What starts out as a “Dream Cruise” turns into a nightmare for a sea-fearing American lawyer (Daniel Gillies), who joins a client on a daylong pleasure trip that takes a turn for the worse. Ryo Ishibashi, Yoshino Kimura. Directed by Norio Tsuruta, who co-wrote the script with Naoya Takayama from a short story by Koji Suzuki.
In “The Washingtonians,” a man (Johnathon Schaech) finds a strange artifact in his late grandmother's basement that suggests the founding fathers had some dark secrets that could change the face of history. Saul Rubinek. Directed by Peter Medak (“The Changeling”). Schaech co-wrote the screenplay with Richard Chizmar.
In “We All Scream,” an ice-cream vendor who was the victim of a long-ago prank seeks revenge against the now-grown gang members who perpetrated it. Lee Tergesen, William Forsythe. Directed by Tom Holland from a short story by John Farris.
In “Right to Die,” a husband (Martin Donovan) sees his comatose wife repeatedly flat-line and then recover, only to have her ghost grow stronger and more vengeful. Corbin Bernsen, Julia Anderson. Directed by Rob Schmidt.
“Valerie on the Stairs” is a portrait of a troubled ghost (Clare Grant) who haunts a writers' commune and seeks to be freed from her supernatural tormenter. Tyron Leitso, Christopher Lloyd. Written and directed by Mick Garris, who adapted a story by Clive Barker.
In “The Screwfly Solution,” a housewife (Kerry Norton) and her daughter take it on the lam when a virus turns men into psychotic killers who only target women. Jason Priestley, Elliott Gould. Directed by Joe Dante.
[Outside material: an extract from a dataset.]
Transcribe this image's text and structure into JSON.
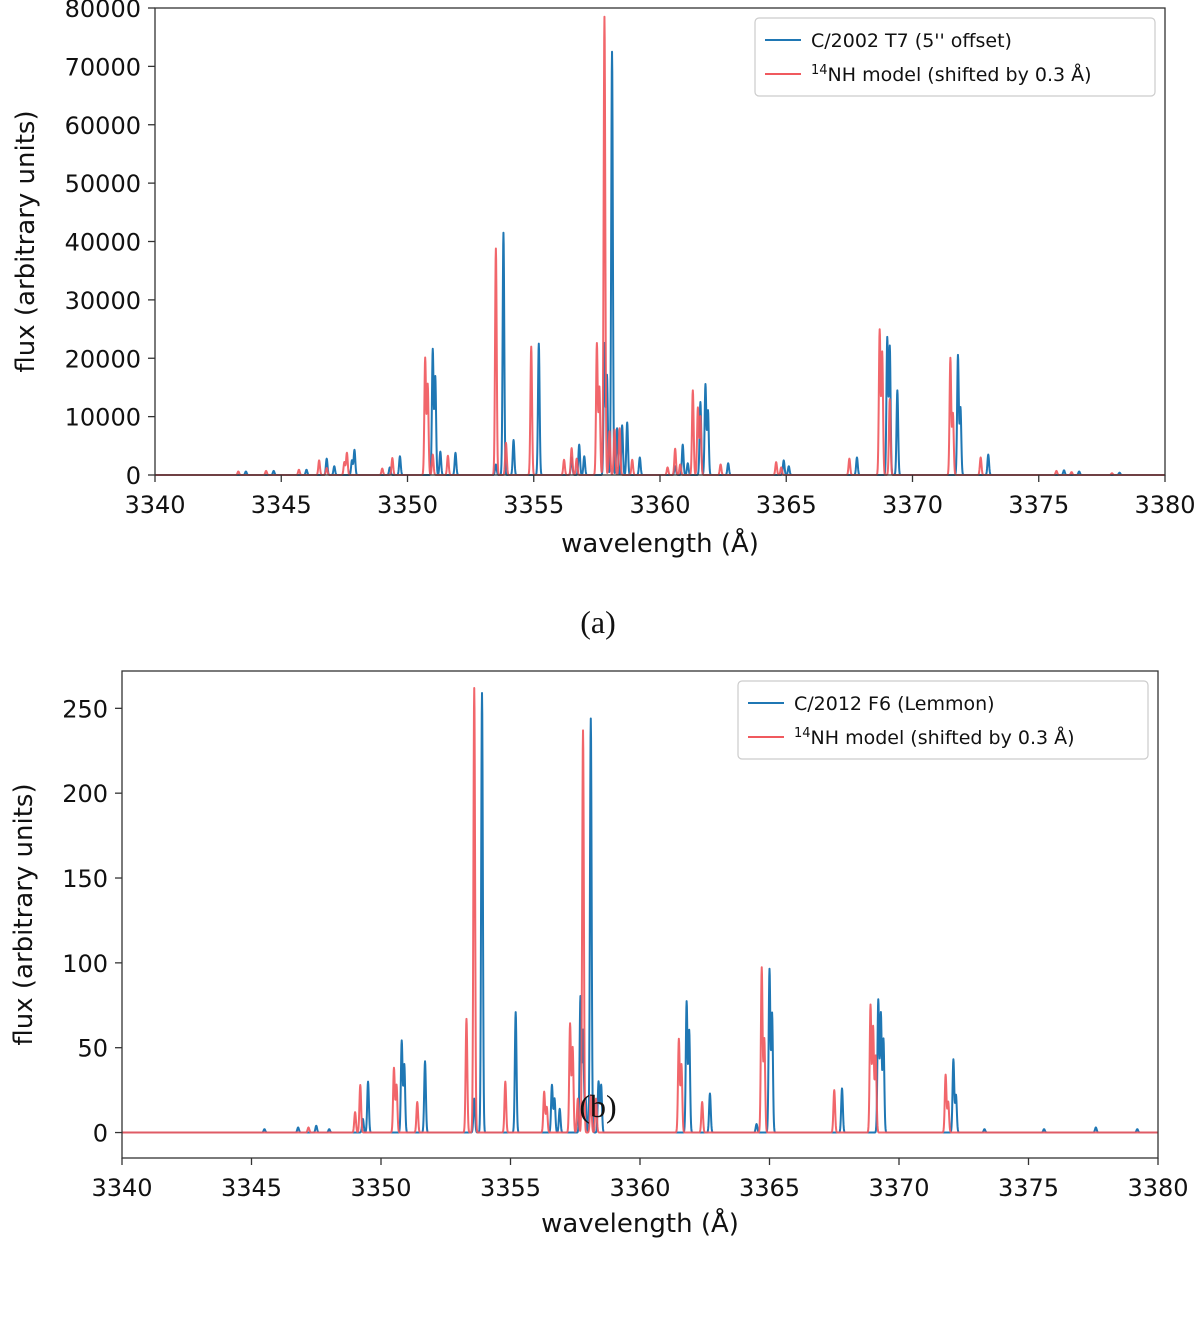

In “Pelts,” a fur trader (Meat Loaf) uses the skins of supernatural raccoons to construct a perfect coat, but the pelts turn violently on those who wear them. John Saxon. Directed by Dario Argento from a script by Matt Venne, who adapted F. Paul Wilson's short story.
In “Pro-Life,” a teen (Caitlin Wachs) who is pregnant with a demonic baby is brought to a women's health clinic, where her antiabortion father (Ron Perlman) attempts to “save” her, with help from his three weapons-toting sons. Mark Feuerstein, Emmanuelle Vaugier. Directed by John Carpenter.
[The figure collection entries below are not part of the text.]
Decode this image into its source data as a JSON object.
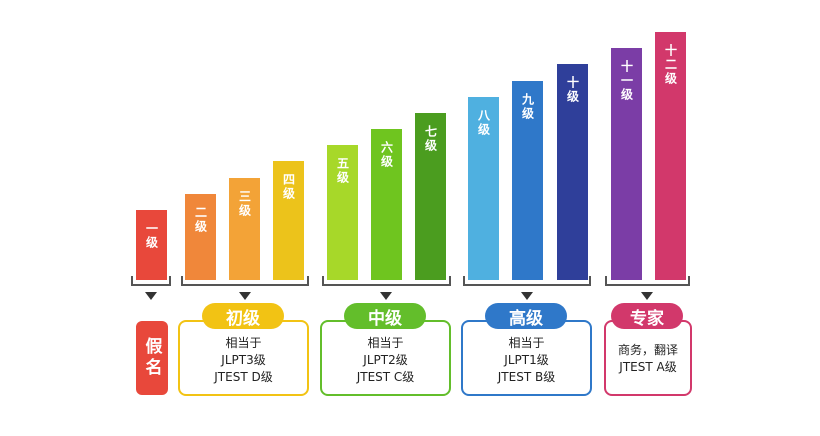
{
  "chart_data": {
    "type": "bar",
    "categories": [
      "一级",
      "二级",
      "三级",
      "四级",
      "五级",
      "六级",
      "七级",
      "八级",
      "九级",
      "十级",
      "十一级",
      "十二级"
    ],
    "values": [
      1,
      2,
      3,
      4,
      5,
      6,
      7,
      8,
      9,
      10,
      11,
      12
    ]
  },
  "colors": {
    "bars": [
      "#e8483b",
      "#f0873a",
      "#f3a337",
      "#ecc31b",
      "#a7d829",
      "#6fc51f",
      "#4b9d1f",
      "#4fb0e0",
      "#2f78c9",
      "#2f3f9a",
      "#7b3da6",
      "#d2386b"
    ],
    "beginner": "#f2c314",
    "intermediate": "#63be2b",
    "advanced": "#2f78c9",
    "expert": "#d2386b",
    "kana": "#e8483b"
  },
  "groups": {
    "kana": {
      "label": "假名"
    },
    "beginner": {
      "title": "初级",
      "line1": "相当于",
      "line2": "JLPT3级",
      "line3": "JTEST D级"
    },
    "intermediate": {
      "title": "中级",
      "line1": "相当于",
      "line2": "JLPT2级",
      "line3": "JTEST C级"
    },
    "advanced": {
      "title": "高级",
      "line1": "相当于",
      "line2": "JLPT1级",
      "line3": "JTEST B级"
    },
    "expert": {
      "title": "专家",
      "line1": "商务，翻译",
      "line2": "JTEST A级"
    }
  },
  "icons": {
    "arrow": "triangle-down-icon"
  }
}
In “Sounds Like,” a quality-control supervisor (Chris Bauer) who monitors his company's telephone conversations develops a heightened sense of hearing that he takes dramatic action to silence. Laura Margolis. Written and directed by Brad Anderson, who adapted a short story by Mike O'Driscoll.
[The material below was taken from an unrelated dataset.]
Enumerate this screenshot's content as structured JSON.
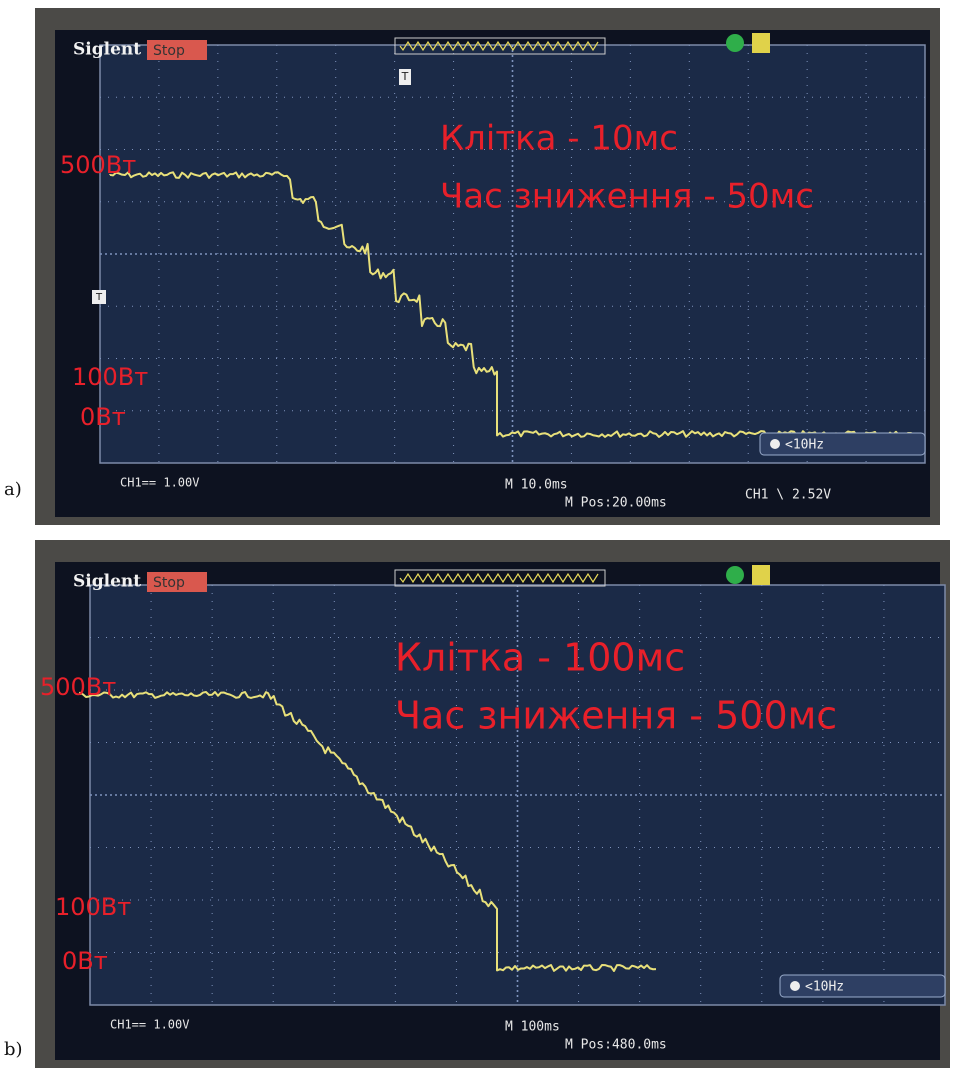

In “The V Word,” two teens (Branden Nadon, Arjay Smith) bite off more than they can chew when they sneak into a funeral home and come face-to-face with a vampire (Michael Ironside). Lynda Boyd, Jodelle Ferland. Directed by Ernest Dickerson; written by Mick Garris.
In “Family,” a couple (Matt Keeslar, Meredith Monroe) harboring a secret and looking for a fresh start move in next door to a rather peculiar neighbor (George Wendt) who has an unusual hobby and some family secrets of his own. Directed by John Landis.
Featured: director Tobe Hooper's “The Damned Thing,” a tale about a small Texas town plagued by an unknown force, and the sheriff (Sean Patrick Flanery) who tries to restore order. Marisa Coughlan, Ted Raimi. Screenplay by Richard Christian Matheson, who adapted an Ambrose Bierce short story.